While some Tennessee lawmakers say more transparency and community input is all that’s needed to make them more comfortable with the Common Core, others want the much-debated academic standards to die a dramatic legislative death.
Both approaches were discussed on Wednesday in Senate and House education committees, highlighting tensions about what, if anything, is wrong with the standards adopted in 2010 by the state for math and reading.
Ultimately, despite fiery rhetoric in the months leading up to the legislative session, the more tempered approach ruled, with a compromise bill passing in the Senate Education Committee, after advancing on Tuesday in the House Education Instruction and Planning Committee.

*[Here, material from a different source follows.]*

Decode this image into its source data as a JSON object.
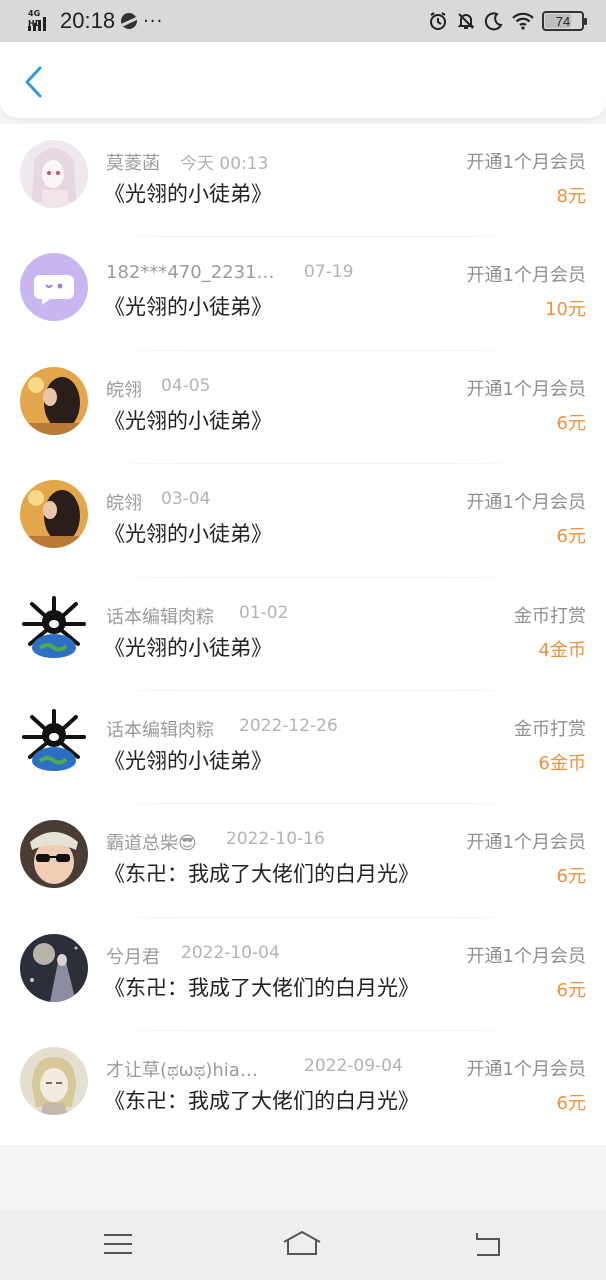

The proposal introduced last week by Rep. Billy Spivey (R-Lewisburg) and Sen. Mike Bell (R-Riceville) adds an additional step to Gov. Bill Haslam’s current multi-step review process of the standards: a vetting by a panel largely appointed by the legislature. Spivey explained that the legislature is the branch of government most representative of the people, while the current review panel gives the governor “unilateral control.”
Legislators touted the bill as a sound approach to replace the Common Core. But does the bill actually get rid of the current standards?
When Bell presented the bill Wednesday, he said definitively that the proposal would get rid of the current standards.
“It replaces Common Core with standards set up by Tennesseans, with Tennessee values,” Bell said. “This process is not set up to rebrand Common Core or affirm Common Core. It is set up to replace Common Core, period!”
But when Spivey joined the presentation, he emphasized that replacing the standards doesn’t have to mean a drastic overhaul of education in the state, especially since schools and lawmakers have invested significant time implementing the Common Core.
“We need to honor that effort,” Spivey said. “We’ve been working on it far too long to undermine it by pulling out the rug from under them and starting something new.”
Spivey advocated to change state education policy by using a more exact “rifle shot” instead of shattering the standards with a “shotgun” approach.
Certainly not a supporter of the Common Core, he said his wife, a sixth-grade teacher in Marshall County, still hasn’t started teaching to the standards, four years after implementation began. However, he believes Tennesseans for now must show patience to allow standards to be thoroughly vetted, developed and aligned with new tests.
The Spivey-Bell bill, which passed unanimously Tuesday in the House Education Instruction and Programs Committee, also was approved by the Senate panel, with one abstention by Sen. Reginald Tate (D-Memphis), a staunch supporter of Common Core.
However, the compromise bill does little for constituents who want the Common Core gone, said Rep. Terri Lynn Weaver (R-Lancaster), speaking later before the House Education Instruction and Planning Subcommittee. She said Spivey’s compromise with Haslam is “totally different” from a repeal.
“When someone comes up to me at Wal-Mart or something, and says, ‘Are you repealing Common Core?’ I don’t have the confidence to say [yes],'” she said.
Calling the Common Core “indoctrination,” Weaver urged passage of her own bill that calls for the state to return immediately to its 2009 standards while new standards are developed. She offered few specific examples about her misgivings, although she mentioned that her third-grade grandson has to explain too much of his math work under the Common Core.
Ultimately, Weaver’s bill received no support in the subcommittee.
“I can’t pass a bill that’s so poorly constructed it just won’t work in the real world,” explained Rep. Bill Dunn (R-Knoxville), a co-sponsor of the Spivey-Bell bill.
Before voting against Weaver’s bill, Rep. John Forgety (R-Athens) said he understood her concerns, noting that he too has led charges against the Common Core. However, Forgety said the compromise bill, of which he is a co-sponsor, gets to the heart of concerns by allowing for more input from educators and constituents.
Another bill that would repeal Common Core and allow districts to adopt standards “superior or inferior” to Common Core was postponed until April 1 in both the House Instruction and Planning Subcommittee and Senate Education Committee.